Top of the World Highway must have gotten its name from the fact that you run up on top of the mountains with incredible views all around. It truly does make you feel like you are on the top of the world. While I don't intend to take the road again, I am glad we did it this time. The scenery was breathtaking. Traffic? Hardly any. Again, we had heard horror stories of people squeezing through on the road. There are very few guard rails and sometimes the drop offs are scary. Other times it's like driving through a meadow. There was still snow up high and we could see how high it had been. I think when we started this trip on May 20, this road was still closed and they were working to get it open. It is closed all winter and only opens for spring/summer/fall traffic. There is some evidence of activity on the road and work camps. Some is mining, other is road construction.

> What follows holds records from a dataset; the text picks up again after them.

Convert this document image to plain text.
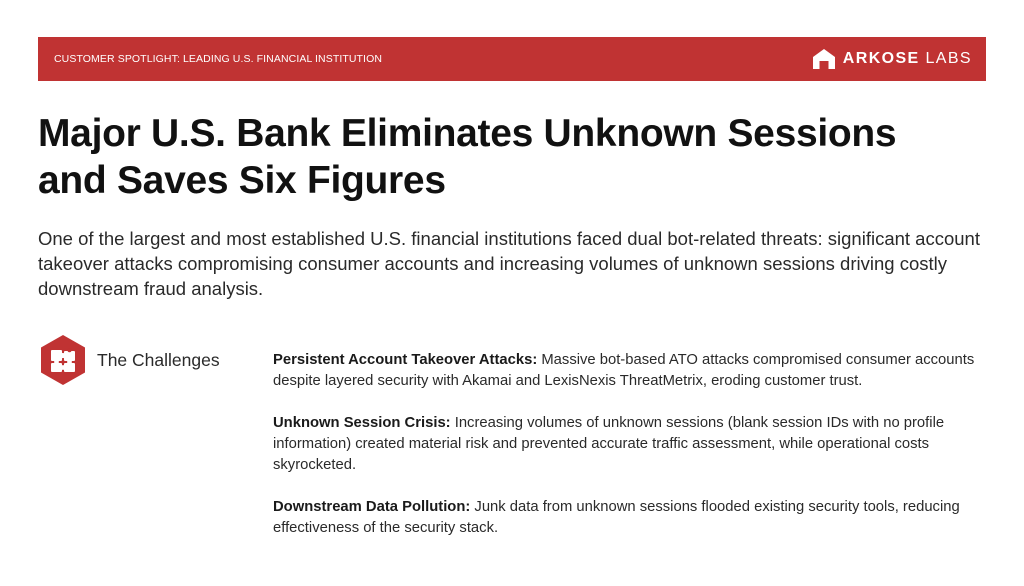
CUSTOMER SPOTLIGHT: LEADING U.S. FINANCIAL INSTITUTION	ARKOSE LABS
Major U.S. Bank Eliminates Unknown Sessions
and Saves Six Figures

One of the largest and most established U.S. financial institutions faced dual bot-related threats: significant account takeover attacks compromising consumer accounts and increasing volumes of unknown sessions driving costly downstream fraud analysis.

The Challenges	Persistent Account Takeover Attacks: Massive bot-based ATO attacks compromised consumer accounts despite layered security with Akamai and LexisNexis ThreatMetrix, eroding customer trust.

Unknown Session Crisis: Increasing volumes of unknown sessions (blank session IDs with no profile information) created material risk and prevented accurate traffic assessment, while operational costs skyrocketed.

Downstream Data Pollution: Junk data from unknown sessions flooded existing security tools, reducing effectiveness of the security stack.
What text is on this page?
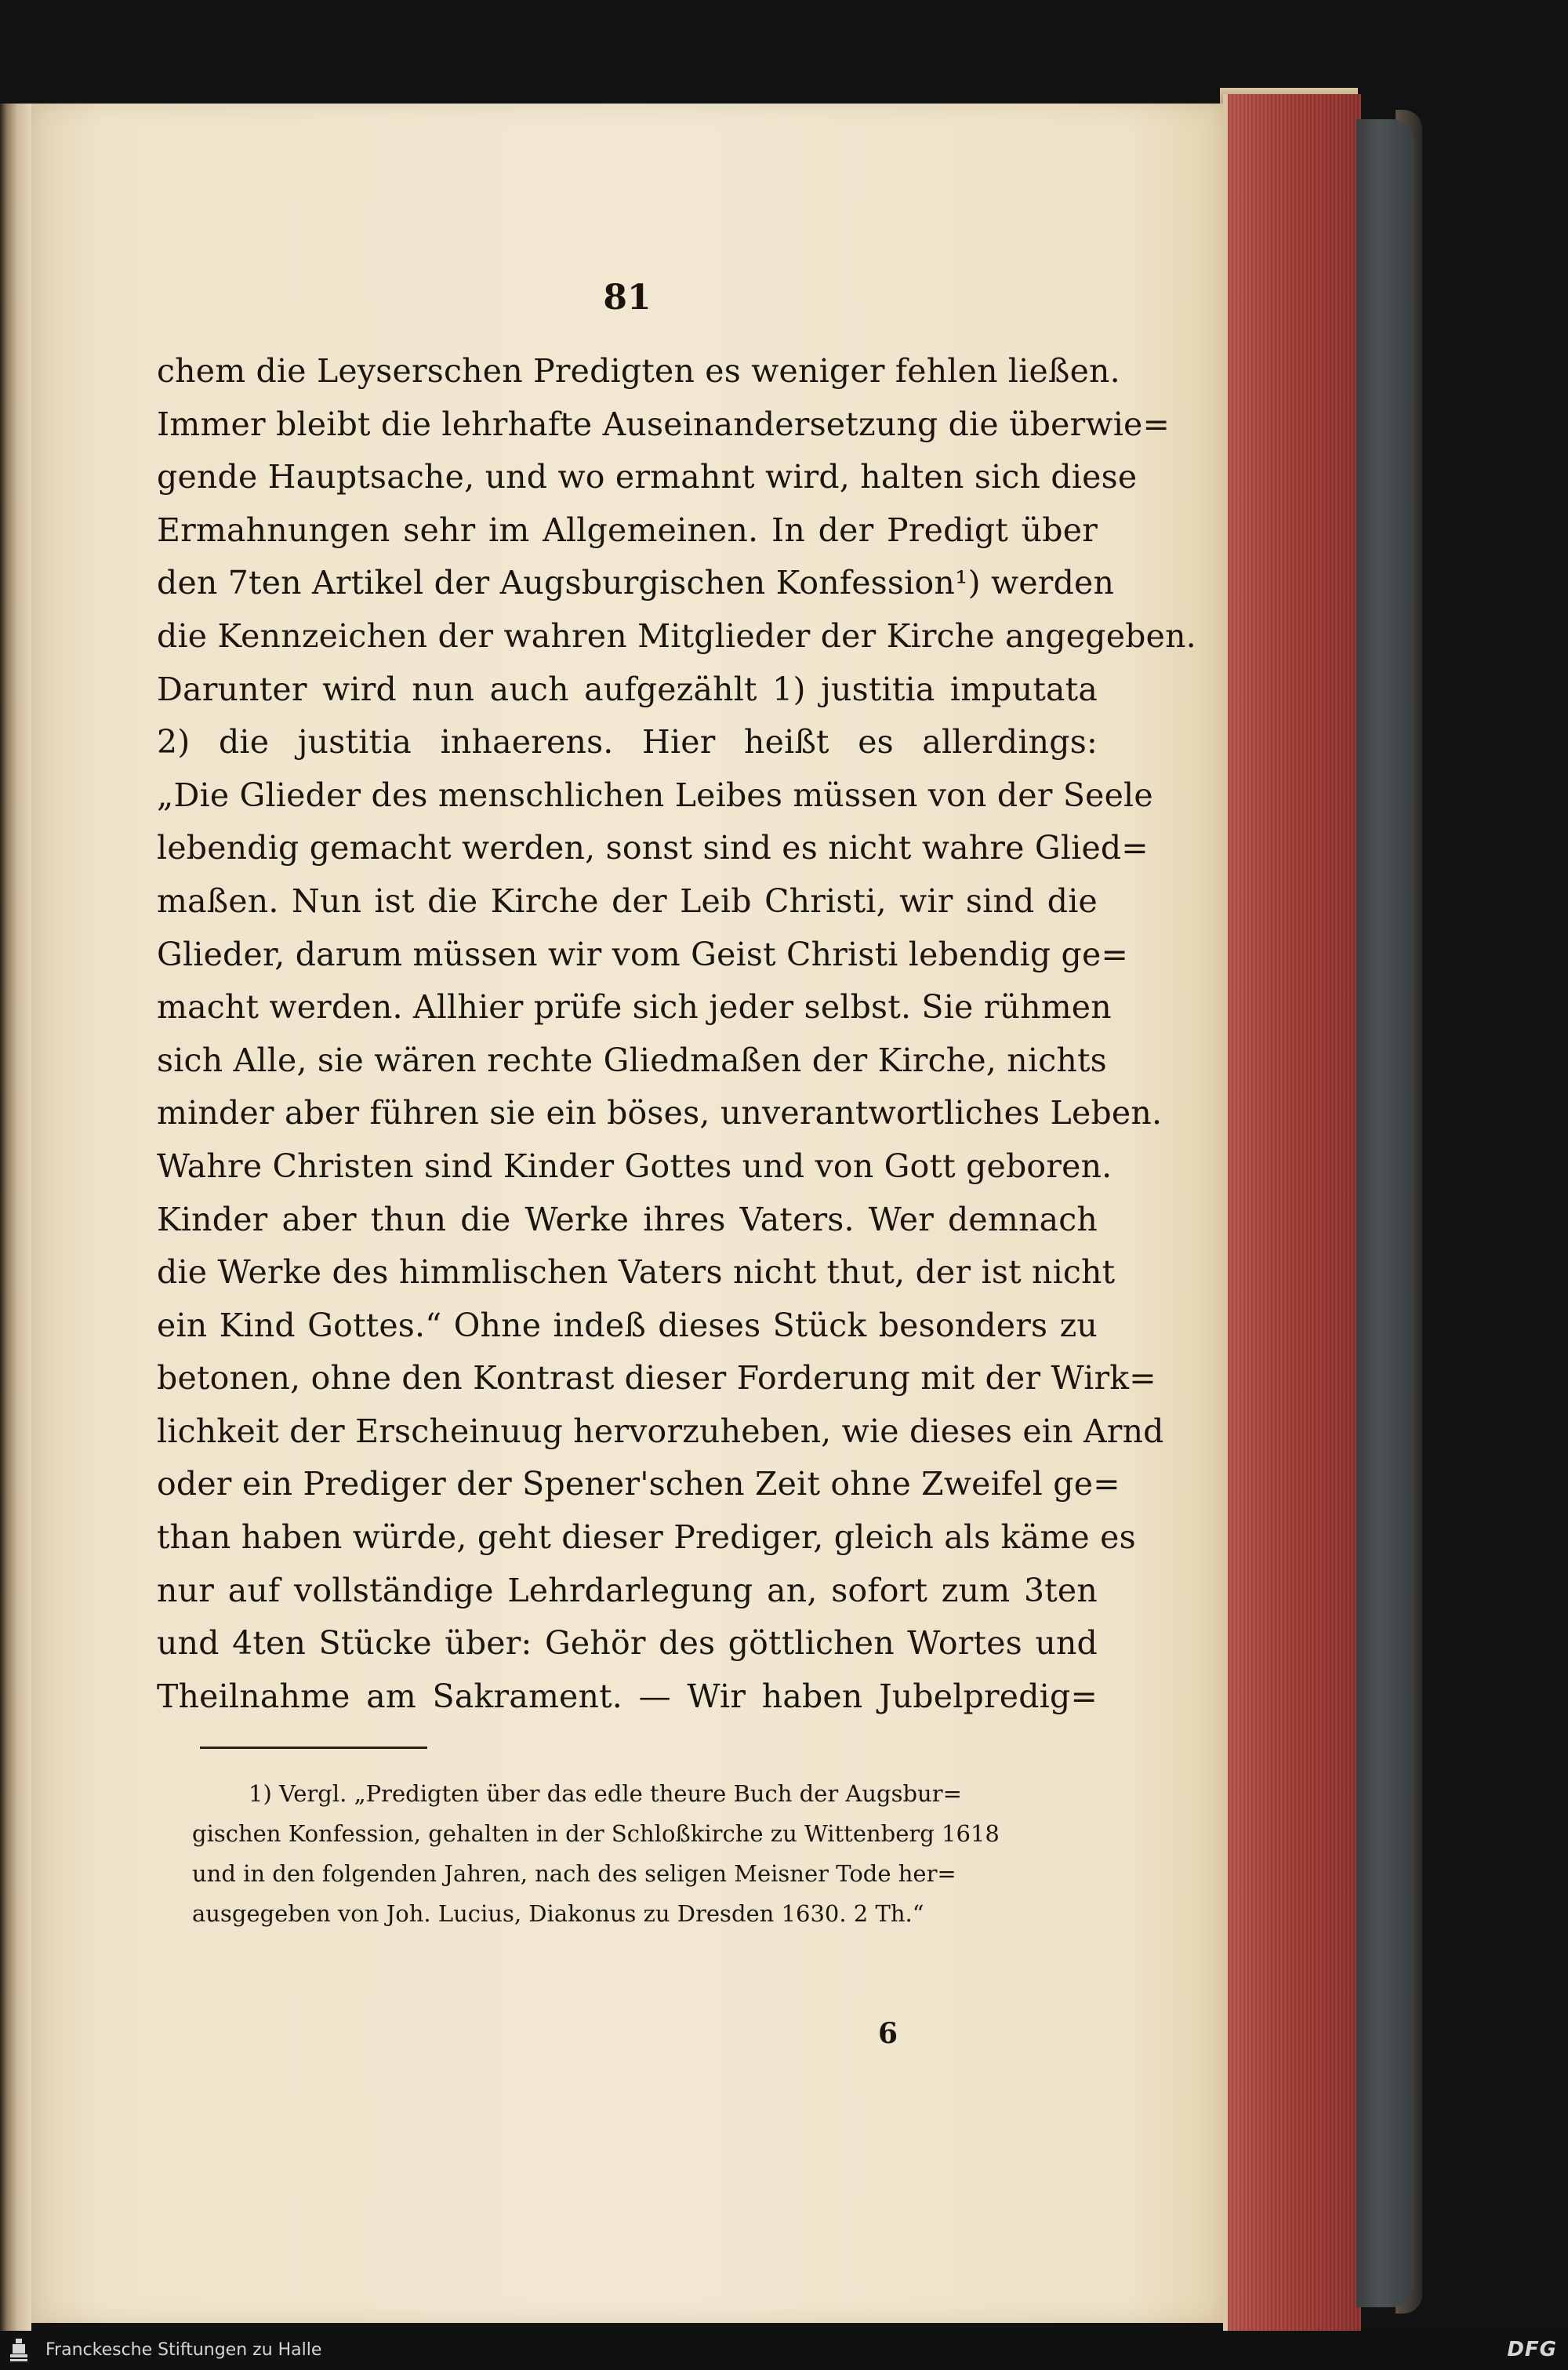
81
chem die Leyserschen Predigten es weniger fehlen ließen.
Immer bleibt die lehrhafte Auseinandersetzung die überwie=
gende Hauptsache, und wo ermahnt wird, halten sich diese
Ermahnungen sehr im Allgemeinen. In der Predigt über
den 7ten Artikel der Augsburgischen Konfession¹) werden
die Kennzeichen der wahren Mitglieder der Kirche angegeben.
Darunter wird nun auch aufgezählt 1) justitia imputata
2) die justitia inhaerens. Hier heißt es allerdings:
„Die Glieder des menschlichen Leibes müssen von der Seele
lebendig gemacht werden, sonst sind es nicht wahre Glied=
maßen. Nun ist die Kirche der Leib Christi, wir sind die
Glieder, darum müssen wir vom Geist Christi lebendig ge=
macht werden. Allhier prüfe sich jeder selbst. Sie rühmen
sich Alle, sie wären rechte Gliedmaßen der Kirche, nichts
minder aber führen sie ein böses, unverantwortliches Leben.
Wahre Christen sind Kinder Gottes und von Gott geboren.
Kinder aber thun die Werke ihres Vaters. Wer demnach
die Werke des himmlischen Vaters nicht thut, der ist nicht
ein Kind Gottes.“ Ohne indeß dieses Stück besonders zu
betonen, ohne den Kontrast dieser Forderung mit der Wirk=
lichkeit der Erscheinuug hervorzuheben, wie dieses ein Arnd
oder ein Prediger der Spener'schen Zeit ohne Zweifel ge=
than haben würde, geht dieser Prediger, gleich als käme es
nur auf vollständige Lehrdarlegung an, sofort zum 3ten
und 4ten Stücke über: Gehör des göttlichen Wortes und
Theilnahme am Sakrament. — Wir haben Jubelpredig=
1) Vergl. „Predigten über das edle theure Buch der Augsbur=
gischen Konfession, gehalten in der Schloßkirche zu Wittenberg 1618
und in den folgenden Jahren, nach des seligen Meisner Tode her=
ausgegeben von Joh. Lucius, Diakonus zu Dresden 1630. 2 Th.“
6
Franckesche Stiftungen zu Halle	DFG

We finally hit the border into Alaska late in the afternoon. What a relief. . . or so we thought. We found the roads on the U.S. side were in very poor condition and had to drive even slower. But we eventually made it to Chicken, Alaska, our destination for the night. We were able to get a power site, which we didn't think was available, with ChickenStock starting on Friday. We toured the other camps and settled on a deli sandwich for supper since is was already close to 7 p.m. It's getting brighter out at night. There is actually no night anymore. . . it is entirely light outside all night. At 11:00 when we went to bed it was as bright as noon. We have to wear our “blinders” at night or we wouldn't be able to sleep at all!
Tab has been panning for gold while we are here. He's found a few flakes, but I don't think he's gotten rich yet. LOL We have no internet here. In fact, everything in Chicken is run by generators because they have no services here.
Today we drive 78 miles to Tok. Hopefully we can get a full service camp there for a day. I'm ready for a nap already!